Sem um caudal que replique minimamente o que seria o fluxo normal do rio sem barreiras artificiais, há um “impacto direto nos ecossistemas”, explica a ambientalista, sublinhando que “os caudais diários não servem as necessidades dos ecossistemas”. Um caudal ecológico deve garantir uma continuidade no fluxo de água ao mesmo tempo que varia consoante a época do ano e as condições meteorológicas de cada ano, por exemplo.
Sara Correia lembra, por outro lado, que “a própria Convenção de Albufeira definia que os caudais semanais seriam temporários até serem definidos caudais ecológicos” — algo que nunca aconteceu nestes 25 anos.
Portugal perdoa dívida de Espanha, mas passa a cobrar água de AlquevaApós um processo de negociações afastado dos holofotes, as duas ministras encontraram-se na semana passada no Palácio Real de Aranjuez, em Espanha, nas margens do rio Tejo, para anunciar que tinham chegado “a um princípio de acordo em relação ao Tejo, ao Guadiana e ao Alqueva”. Não se trata ainda de um acordo final, já que as negociações deverão prosseguir até ao final de outubro, altura em que o acordo definitivo será assinado na cimeira luso-espanhola.
Contudo, numa conferência de imprensa na sexta-feira, o único momento em que as governantes falaram abertamente sobre os detalhes do acordo, a ministra do Ambiente e da Energia, Maria da Graça Carvalho, ao lado da ministra espanhola da Transição Ecológica e Desafio Demográfico, Teresa Ribera, anunciaram as linhas gerais do princípio de acordo no que toca àqueles três tópicos mais quentes.
No que toca à barragem de Alqueva, a ministra portuguesa revelou que “os utilizadores espanhóis passam a pagar este serviço nas mesmas condições que os utilizadores portugueses”. Ou seja, Portugal deverá passar a receber cerca de dois milhões de euros por ano pela utilização de água de Alqueva na agricultura em Espanha — um valor que é apenas uma estimativa com base no passado, mas que vai depender da contabilização da água efetivamente captada em cada ano.
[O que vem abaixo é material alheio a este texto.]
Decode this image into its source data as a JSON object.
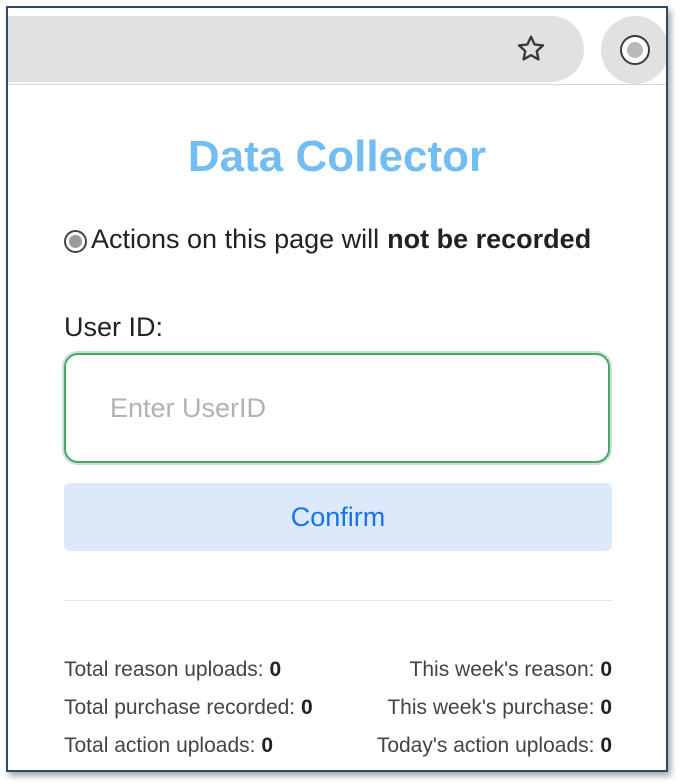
{
  "browser": {
    "bookmark_icon": "star-icon",
    "extension_icon": "record-icon"
  },
  "popup": {
    "title": "Data Collector",
    "status": {
      "icon": "radio-record-icon",
      "text_prefix": "Actions on this page will",
      "text_emphasis": "not be recorded"
    },
    "userid": {
      "label": "User ID:",
      "value": "",
      "placeholder": "Enter UserID"
    },
    "confirm_label": "Confirm",
    "stats": [
      {
        "left_label": "Total reason uploads:",
        "left_value": "0",
        "right_label": "This week's reason:",
        "right_value": "0"
      },
      {
        "left_label": "Total purchase recorded:",
        "left_value": "0",
        "right_label": "This week's purchase:",
        "right_value": "0"
      },
      {
        "left_label": "Total action uploads:",
        "left_value": "0",
        "right_label": "Today's action uploads:",
        "right_value": "0"
      }
    ]
  },
  "colors": {
    "title": "#72bdf2",
    "confirm_bg": "#dce9fa",
    "confirm_text": "#1a73e8",
    "input_border": "#4aa66a"
  }
}
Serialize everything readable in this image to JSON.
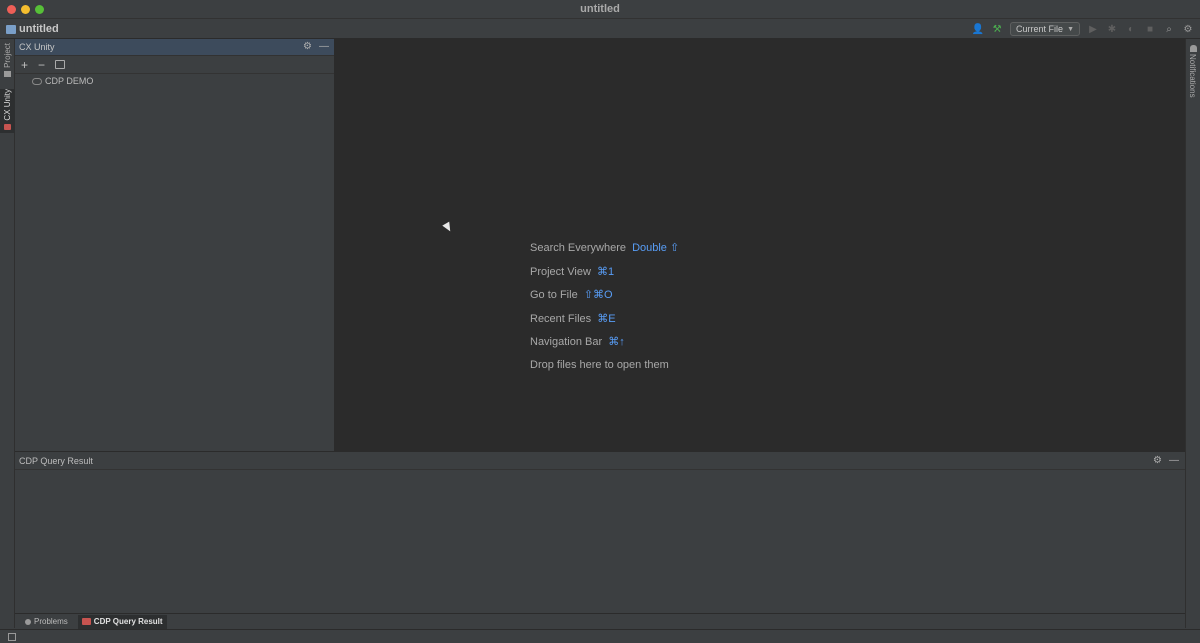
{
  "window": {
    "title": "untitled"
  },
  "toolbar": {
    "project_name": "untitled",
    "run_config": "Current File",
    "icons": [
      "user-icon",
      "build-hammer-icon",
      "run-icon",
      "debug-icon",
      "coverage-icon",
      "stop-icon",
      "search-icon",
      "settings-gear-icon"
    ]
  },
  "left_stripe": {
    "tabs": [
      {
        "label": "Project"
      },
      {
        "label": "CX Unity"
      }
    ]
  },
  "right_stripe": {
    "label": "Notifications"
  },
  "tool_window": {
    "title": "CX Unity",
    "tree": [
      {
        "label": "CDP DEMO"
      }
    ]
  },
  "editor": {
    "hints": [
      {
        "label": "Search Everywhere",
        "shortcut": "Double ⇧"
      },
      {
        "label": "Project View",
        "shortcut": "⌘1"
      },
      {
        "label": "Go to File",
        "shortcut": "⇧⌘O"
      },
      {
        "label": "Recent Files",
        "shortcut": "⌘E"
      },
      {
        "label": "Navigation Bar",
        "shortcut": "⌘↑"
      },
      {
        "label": "Drop files here to open them",
        "shortcut": ""
      }
    ]
  },
  "bottom_panel": {
    "title": "CDP Query Result"
  },
  "bottom_tabs": [
    {
      "label": "Problems"
    },
    {
      "label": "CDP Query Result"
    }
  ],
  "colors": {
    "accent": "#589df6",
    "header_active": "#3d4b5c",
    "editor_bg": "#2b2b2b"
  }
}
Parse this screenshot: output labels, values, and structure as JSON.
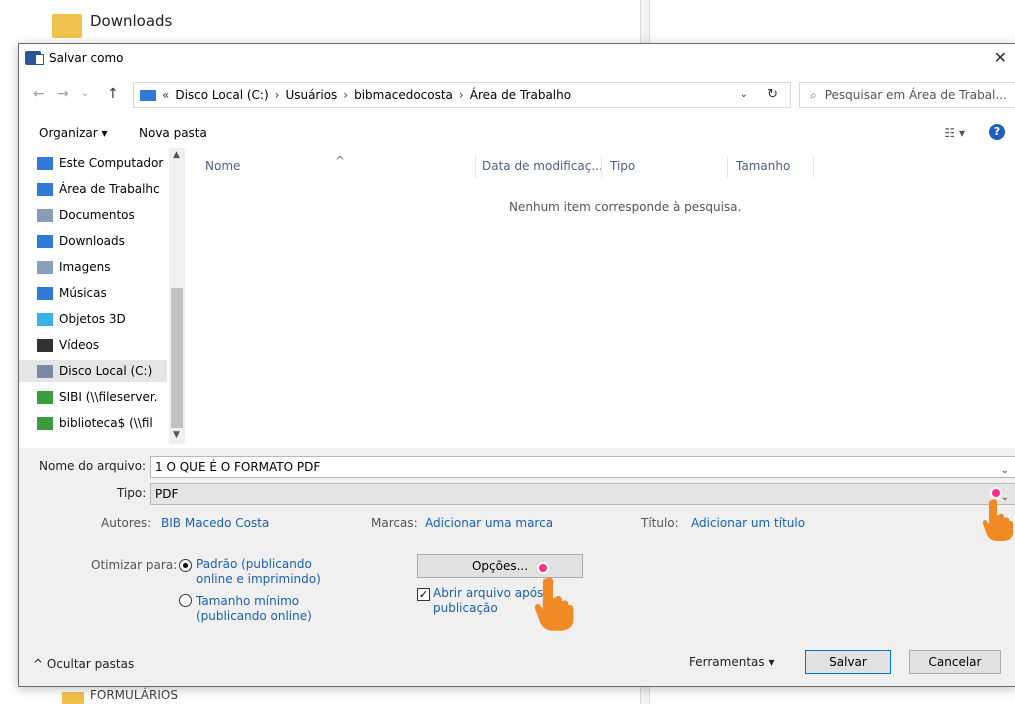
{
  "background": {
    "folder_label": "Downloads",
    "bottom_folder_label": "FORMULÁRIOS"
  },
  "dialog": {
    "title": "Salvar como",
    "close_glyph": "✕"
  },
  "address": {
    "back_glyph": "←",
    "forward_glyph": "→",
    "recent_glyph": "⌄",
    "up_glyph": "↑",
    "overflow": "«",
    "crumbs": [
      "Disco Local (C:)",
      "Usuários",
      "bibmacedocosta",
      "Área de Trabalho"
    ],
    "separator": "›",
    "dropdown_glyph": "⌄",
    "refresh_glyph": "↻",
    "search_placeholder": "Pesquisar em Área de Trabal..."
  },
  "toolbar": {
    "organize_label": "Organizar ▾",
    "new_folder_label": "Nova pasta",
    "view_label": "☷ ▾",
    "help_label": "?"
  },
  "nav": {
    "items": [
      {
        "label": "Este Computador",
        "icon": "computer-icon",
        "color": "#2f7bd7"
      },
      {
        "label": "Área de Trabalhc",
        "icon": "desktop-icon",
        "color": "#2f7bd7"
      },
      {
        "label": "Documentos",
        "icon": "documents-icon",
        "color": "#8a9bb5"
      },
      {
        "label": "Downloads",
        "icon": "downloads-icon",
        "color": "#2f7bd7"
      },
      {
        "label": "Imagens",
        "icon": "pictures-icon",
        "color": "#8aa0b8"
      },
      {
        "label": "Músicas",
        "icon": "music-icon",
        "color": "#2f7bd7"
      },
      {
        "label": "Objetos 3D",
        "icon": "3d-objects-icon",
        "color": "#37b2e6"
      },
      {
        "label": "Vídeos",
        "icon": "videos-icon",
        "color": "#333333"
      },
      {
        "label": "Disco Local (C:)",
        "icon": "drive-icon",
        "color": "#7a8aa0"
      },
      {
        "label": "SIBI (\\\\fileserver.",
        "icon": "network-drive-icon",
        "color": "#3c9c3c"
      },
      {
        "label": "biblioteca$ (\\\\fil",
        "icon": "network-drive-icon",
        "color": "#3c9c3c"
      }
    ]
  },
  "list": {
    "columns": [
      "Nome",
      "Data de modificaç...",
      "Tipo",
      "Tamanho"
    ],
    "sort_glyph": "^",
    "empty_message": "Nenhum item corresponde à pesquisa."
  },
  "form": {
    "filename_label": "Nome do arquivo:",
    "filename_value": "1 O QUE É O FORMATO PDF",
    "type_label": "Tipo:",
    "type_value": "PDF",
    "authors_label": "Autores:",
    "authors_value": "BIB Macedo Costa",
    "tags_label": "Marcas:",
    "tags_value": "Adicionar uma marca",
    "title_label": "Título:",
    "title_value": "Adicionar um título",
    "optimize_label": "Otimizar para:",
    "optimize_standard_line1": "Padrão (publicando",
    "optimize_standard_line2": "online e imprimindo)",
    "optimize_min_line1": "Tamanho mínimo",
    "optimize_min_line2": "(publicando online)",
    "options_button": "Opções...",
    "open_after_line1": "Abrir arquivo após",
    "open_after_line2": "publicação",
    "open_after_check": "✓"
  },
  "footer": {
    "hide_folders": "^  Ocultar pastas",
    "tools": "Ferramentas   ▾",
    "save": "Salvar",
    "cancel": "Cancelar"
  },
  "colors": {
    "accent": "#1a5fb4",
    "pointer": "#f08a24",
    "highlight_dot": "#ff2d8a"
  }
}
Já no que toca à dívida de 40 milhões de euros relativa aos últimos 20 anos, parece ter sido perdoada. Na conferência de imprensa, em declarações citadas pelo Público, Maria da Graça Carvalho explicou que “não é possível pagar para trás” e que “seria impossível reconstruir o passado, porque não foi sequer pedido que isso acontecesse”. A ministra portuguesa disse mesmo não considerar “que os agricultores tenham sido prejudicados”, já que “tiveram acesso à água e puderam desenvolver a sua agricultura”.
Por isso, a solução para pacificar o desconforto em torno do assunto foi perdoar a dívida. “Era impossível fazer um historial do passado, pusemos uma pedra sobre o assunto e agora vamos começar de novo”, disse Maria da Graça Carvalho.
Quanto às captações de água no rio Guadiana, os dois governos também chegaram a acordo, embora seja ainda incerto como se vai operacionalizar. “Na definição dos caudais do troço final do Guadiana, será dada prioridade ao bom estado do estuário do Guadiana, sendo criado um programa de acompanhamento que permita monitorizar este regime e os seus eventuais impactos. Os caudais que fiquem disponíveis para usos socioeconómicos poderão ser utilizados, em partes iguais, pelos dois países”, diz um comunicado do Ministério do Ambiente enviado após a reunião das duas ministras.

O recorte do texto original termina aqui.